Seorang yang lain hendak berdiri dan memukul Pram, namun Topan dan kedua temannya segera berdiri disamping Pram.
"Lo diem..Duduk lo!!" bentak Topan pada orang yang hendak memukul Pram, yang berkepala botak.
Rita menghampiriku lalu memelukku.
Sekilas kulihat darah menetes dari hidung orang yang wajahnya dihantamkan ke meja oleh Pram.
"kamu udah kuliah, udah dewasa, tapi gak tau cara menghormati perempuan" kata Pram.
'Bbbrrraaaakkkk'
Sekali lagi Pram menghantamkan wajah orang itu ke meja.

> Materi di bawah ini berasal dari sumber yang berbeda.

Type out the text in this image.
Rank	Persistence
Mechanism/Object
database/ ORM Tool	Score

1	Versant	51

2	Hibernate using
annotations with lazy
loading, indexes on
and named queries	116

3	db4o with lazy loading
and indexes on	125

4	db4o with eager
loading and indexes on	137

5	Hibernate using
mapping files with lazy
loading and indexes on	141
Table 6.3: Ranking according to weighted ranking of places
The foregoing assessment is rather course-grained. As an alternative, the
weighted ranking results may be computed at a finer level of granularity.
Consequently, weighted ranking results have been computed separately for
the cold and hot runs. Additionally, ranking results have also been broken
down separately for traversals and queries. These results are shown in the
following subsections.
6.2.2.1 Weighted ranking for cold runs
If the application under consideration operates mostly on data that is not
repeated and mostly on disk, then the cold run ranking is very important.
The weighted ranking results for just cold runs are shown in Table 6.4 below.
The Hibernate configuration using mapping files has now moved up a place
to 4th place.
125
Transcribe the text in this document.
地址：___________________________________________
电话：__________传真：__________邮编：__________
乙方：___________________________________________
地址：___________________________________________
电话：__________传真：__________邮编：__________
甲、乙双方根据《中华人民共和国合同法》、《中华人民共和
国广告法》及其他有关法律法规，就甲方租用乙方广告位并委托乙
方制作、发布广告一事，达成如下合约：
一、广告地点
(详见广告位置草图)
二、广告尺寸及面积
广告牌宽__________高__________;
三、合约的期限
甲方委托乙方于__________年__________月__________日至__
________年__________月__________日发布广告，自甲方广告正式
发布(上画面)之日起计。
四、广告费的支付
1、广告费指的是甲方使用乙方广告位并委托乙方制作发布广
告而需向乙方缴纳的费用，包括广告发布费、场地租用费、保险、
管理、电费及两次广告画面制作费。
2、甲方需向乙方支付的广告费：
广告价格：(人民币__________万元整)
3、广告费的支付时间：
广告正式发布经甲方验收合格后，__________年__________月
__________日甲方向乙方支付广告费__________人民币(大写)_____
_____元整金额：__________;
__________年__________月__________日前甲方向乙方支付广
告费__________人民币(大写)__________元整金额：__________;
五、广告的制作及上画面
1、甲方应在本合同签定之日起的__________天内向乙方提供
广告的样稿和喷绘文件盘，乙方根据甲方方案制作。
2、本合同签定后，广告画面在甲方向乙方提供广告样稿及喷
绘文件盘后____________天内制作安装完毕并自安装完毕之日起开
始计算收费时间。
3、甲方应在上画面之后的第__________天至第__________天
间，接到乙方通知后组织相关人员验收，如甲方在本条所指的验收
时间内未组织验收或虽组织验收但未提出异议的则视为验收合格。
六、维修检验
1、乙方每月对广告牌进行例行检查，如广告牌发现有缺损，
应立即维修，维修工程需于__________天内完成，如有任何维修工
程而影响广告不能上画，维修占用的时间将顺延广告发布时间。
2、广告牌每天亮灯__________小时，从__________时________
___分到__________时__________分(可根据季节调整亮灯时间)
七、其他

Semua yang ada disitu terdiam. Pram terlihat begitu emosi. Wajahnya memerah dan tatapan matanya terlihat begitu tajam mengintimidasi.
"Udah Pram, gue yang urus" Topan menarik lengan Pram, menjauhkannya dari kedua orang itu.
"Siapa nama lo?"
'Ppllaaakkkkk!!'
Sebuah tamparan diberikan pada orang yang wajahnya berdarah.
"SIAPA NAMA LO?!" bentak Topan lagi.
"Rio bang."
"Kalo lo..?" tanya Topan pada seorang yang lain.
"Diki bang"
"Udah lama gue perhatiin lo berdua. Sering gangguin cewek-cewek dikampus ini. Gue tau lo anak jurusan mana, lo angkatan berapa, lo tinggal dimana. Gue tau semua. Dan ini jadi peringatan pertama dan terakhir buat lo berdua. Sekali lagi lo kurang ajar sama cewek-cewek disini, gue jamin, lo bakalan babak belur dan masuk penjara. PAHAM..?!"
"Iya bang."
"Sekarang lo minta maaf sama mbak itu."
Kedua orang itu menghampiriku dan meminta maaf, namun aku tak menjawab apapun karena rasa takut dan shock masih menguasai tubuhku. Aku bahkan bersembunyi dibelakang tubuh Rita.
Akhirnya, kedua orang itu pergi dan ibu pemilik warung mengijinkan aku untuk beriatirahat sejenak, sekedar untuk menenagkan diri.
"Kalian makan duluan." kata Pram seraya memegang tanganku pergi dari tempat itu.
Pram membawaku kebagian belakang kampus, ke sebuah bangunan tempat yang sepertinya berfungsi sebagai gudang. Tempat itu sangatlah sepi karena terletak dibagian sudut kompleks kampus.
"Ibu baik-baik aja kan?"
Lama aku terdiam, dan akhirnya Pram memelukku. Kurasakan ia mengusap punggungku dengan lembut.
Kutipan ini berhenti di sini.